River continues her story in an airy tone to belie the horror of it all.
“On one of my father’s stays at the minister’s estate, I was dragged along to remind the minister how beautiful and desirably young I am—men like the minister simply abhor a woman with experience or wisdom, as both are too close to power for their tastes.
I was bored. A constant theme in my life.
While exploring, I discovered several northerners. ”
“Don’t you mean boggers?” Minnow asks, an edge to her voice as she uses the slur thrown at northerners. Is the edge because Minnow hates the term, or because she hates northerners? River hopes the former; otherwise she’s disappointed.
“I don’t use that word. Anyhow, they were being held in a hidden outbuilding on the grounds.
I visited whenever I could slip away and talk with them.
But toward the end of my stay, one of the guards died in his sleep.
The prisoners all escaped. I was shocked— shocked!
—to hear of it. A minister of defense who couldn’t even defend his own estate.
I informed my father that I could never marry someone so incompetent at their job. ”
River looks up at the house to hide her feelings. She saw what happened on that estate. Torture. Death. And River, powerless. Until she wasn’t.
“What’s interesting to me, though,” River says, “is Minnow is a southern coastal name. So how do you know northern slang?” She means to push more, but they’ve come around the side of the house to the front at last. River never got a good look at it, drugged as she was.
She freezes in horror.
The house is grand and beautiful, designed to look more like a house of worship than one of healing. The imposing front door, the decorative windows, the towers.
But that’s not what River can’t look away from.
Stone angels stand sentry beneath the top floor, looking not up but down.
Their wings draw closed, as though to shield themselves from what they see.
And in the dead center, guarded by those terrible angels with black water stains weeping from their eyes, there’s an enormous red window.
It’s perfectly round, like the sun seen through a bloody haze.
River knows that window. A pit forms in her stomach, and she’s falling. Into the dread, into the window, into that burning red circle.
Minnow points upward. “Have you been in that room? With the big red window?”
River wipes the cold sweat beading on her forehead.
“I told you I haven’t made it onto the stairs,” she snaps.
She turns and looks out at the blank landscape.
It’s just a window.

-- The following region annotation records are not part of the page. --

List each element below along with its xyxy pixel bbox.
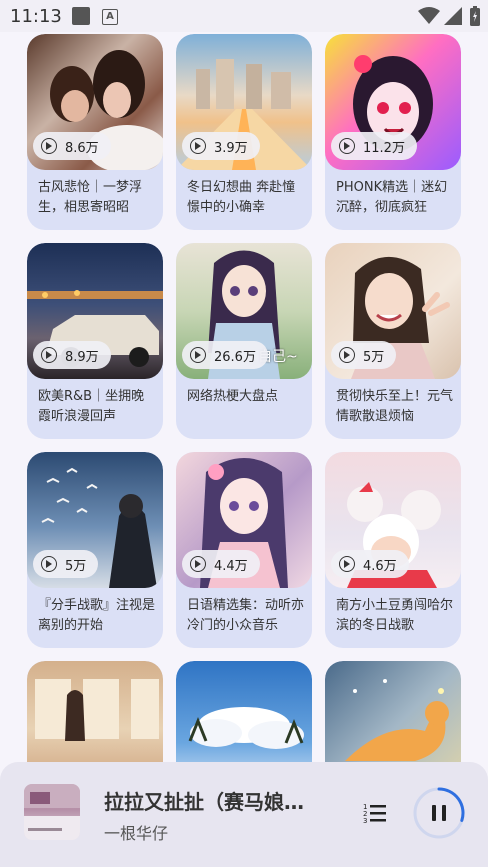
playlist-grid: 8.6万 古风悲怆｜一梦浮生，相思寄昭昭 3.9万 冬日幻想曲 奔赴憧憬中的小确… [27,32,463,762]
playlist-cover [27,661,163,762]
play-count-badge: 4.4万 [182,550,260,578]
play-circle-icon [339,347,355,363]
now-playing-cover[interactable] [24,784,80,840]
playlist-title: 『分手战歌』注视是离别的开始 [38,598,156,633]
playlist-card[interactable]: 5万 贯彻快乐至上！元气情歌散退烦恼 [325,243,461,439]
playlist-card[interactable]: 4.6万 南方小土豆勇闯哈尔滨的冬日战歌 [325,452,461,648]
pause-button[interactable] [413,787,465,839]
playlist-cover [325,661,461,762]
playlist-queue-icon[interactable]: 1 2 3 [362,802,386,824]
playlist-title: 贯彻快乐至上！元气情歌散退烦恼 [336,389,454,424]
play-count-badge: 4.6万 [331,550,409,578]
playlist-card[interactable]: 8.9万 欧美R&B｜坐拥晚霞听浪漫回声 [27,243,163,439]
playlist-title: 网络热梗大盘点 [187,389,279,404]
playlist-card[interactable] [176,661,312,762]
play-count-badge: 11.2万 [331,132,417,160]
battery-icon [470,6,480,26]
play-count-badge: 26.6万 [182,341,268,369]
playlist-title: 日语精选集：动听亦冷门的小众音乐 [187,598,305,633]
play-circle-icon [41,347,57,363]
playlist-card[interactable] [27,661,163,762]
playlist-title: 南方小土豆勇闯哈尔滨的冬日战歌 [336,598,454,633]
svg-text:3: 3 [363,817,367,824]
playlist-card[interactable]: 8.6万 古风悲怆｜一梦浮生，相思寄昭昭 [27,34,163,230]
notification-a-icon: A [102,9,118,25]
playlist-card[interactable]: 5万 『分手战歌』注视是离别的开始 [27,452,163,648]
now-playing-artist: 一根华仔 [104,824,169,843]
pause-icon [432,805,436,821]
playlist-title: 古风悲怆｜一梦浮生，相思寄昭昭 [38,180,143,215]
play-circle-icon [190,556,206,572]
play-circle-icon [190,347,206,363]
playlist-card[interactable]: 4.4万 日语精选集：动听亦冷门的小众音乐 [176,452,312,648]
playlist-cover [176,661,312,762]
playlist-card[interactable] [325,661,461,762]
playlist-card[interactable]: 自己~ 26.6万 网络热梗大盘点 [176,243,312,439]
play-count-badge: 8.6万 [33,132,111,160]
status-bar: 11:13 A [0,0,488,32]
playlist-title: PHONK精选｜迷幻沉醉，彻底疯狂 [336,180,448,215]
play-circle-icon [339,556,355,572]
playlist-title: 欧美R&B｜坐拥晚霞听浪漫回声 [38,389,145,424]
play-circle-icon [41,556,57,572]
playlist-card[interactable]: 3.9万 冬日幻想曲 奔赴憧憬中的小确幸 [176,34,312,230]
cellular-signal-icon [444,7,462,25]
play-count-badge: 8.9万 [33,341,111,369]
play-count-badge: 5万 [33,550,99,578]
play-circle-icon [339,138,355,154]
play-count-badge: 5万 [331,341,397,369]
play-count-badge: 3.9万 [182,132,260,160]
playlist-title: 冬日幻想曲 奔赴憧憬中的小确幸 [187,180,296,215]
status-time: 11:13 [10,6,62,27]
wifi-icon [418,7,440,24]
playlist-card[interactable]: 11.2万 PHONK精选｜迷幻沉醉，彻底疯狂 [325,34,461,230]
notification-square-icon [72,7,90,25]
mini-player[interactable]: 拉拉又扯扯（赛马娘… 一根华仔 1 2 3 [0,762,488,867]
now-playing-title[interactable]: 拉拉又扯扯（赛马娘… [104,786,329,815]
play-circle-icon [41,138,57,154]
play-circle-icon [190,138,206,154]
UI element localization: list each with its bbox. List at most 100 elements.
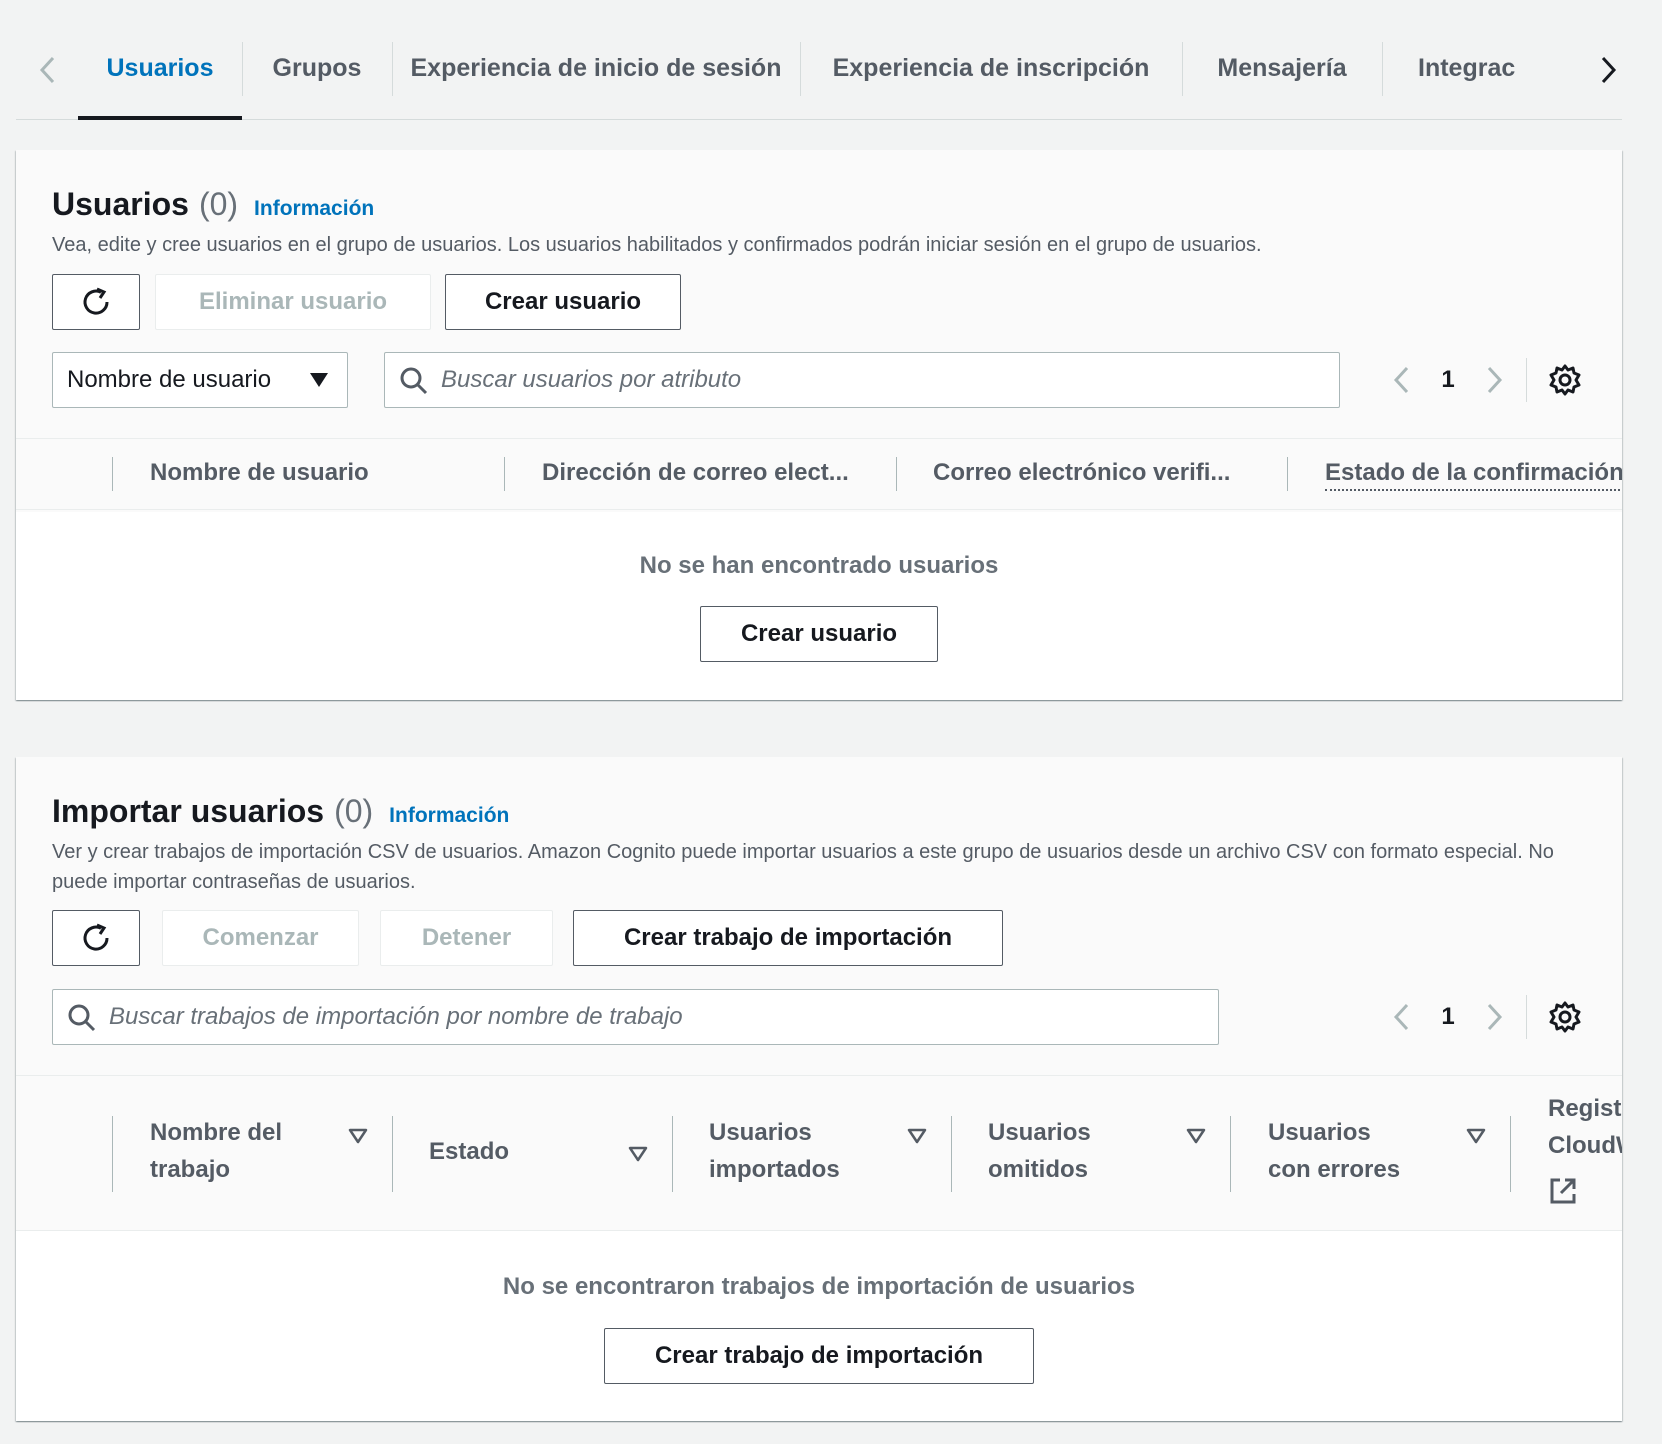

It’s the same as any other window in the house.
But having it at her back isn’t any better.
She feels like it’s watching her, waiting.
Knowing it’s been above her this whole time makes her sick.
Minnow steps around so she’s blocking River’s line of sight. And so she can watch River’s reaction to whatever she’s going to say next. “What’s your ability?”
River flashes a practiced, coquettish smile.
“Why, Minnow. Haven’t you figured it out yet?
” She takes a step closer. Too close, her face right in front of Minnow’s.
The alarm on the other girl’s face isn’t because River’s closer than she wants her to be.
It’s because River’s exactly as close as Minnow wants her to be.
River smiles and drops her voice to a low whisper. “I can make anyone fall in love with me.”
Minnow leans in, their lips a heartbeat apart. River’s breath catches; she wants this. She wants this more than she’s ever wanted anything.
“Tell me,” Minnow whispers, “why you’re afraid of that window.”
River flinches, then turns and stalks back toward the secret kitchen door.
“Better hurry before Cook wakes up and realizes we’re gone.
” But the truth is, she can’t tell Minnow why she’s so afraid of that window, because she has no idea.
All she knows is that she has to do everything possible to avoid wherever that window is.
If she doesn’t, she’s quite certain she’ll die.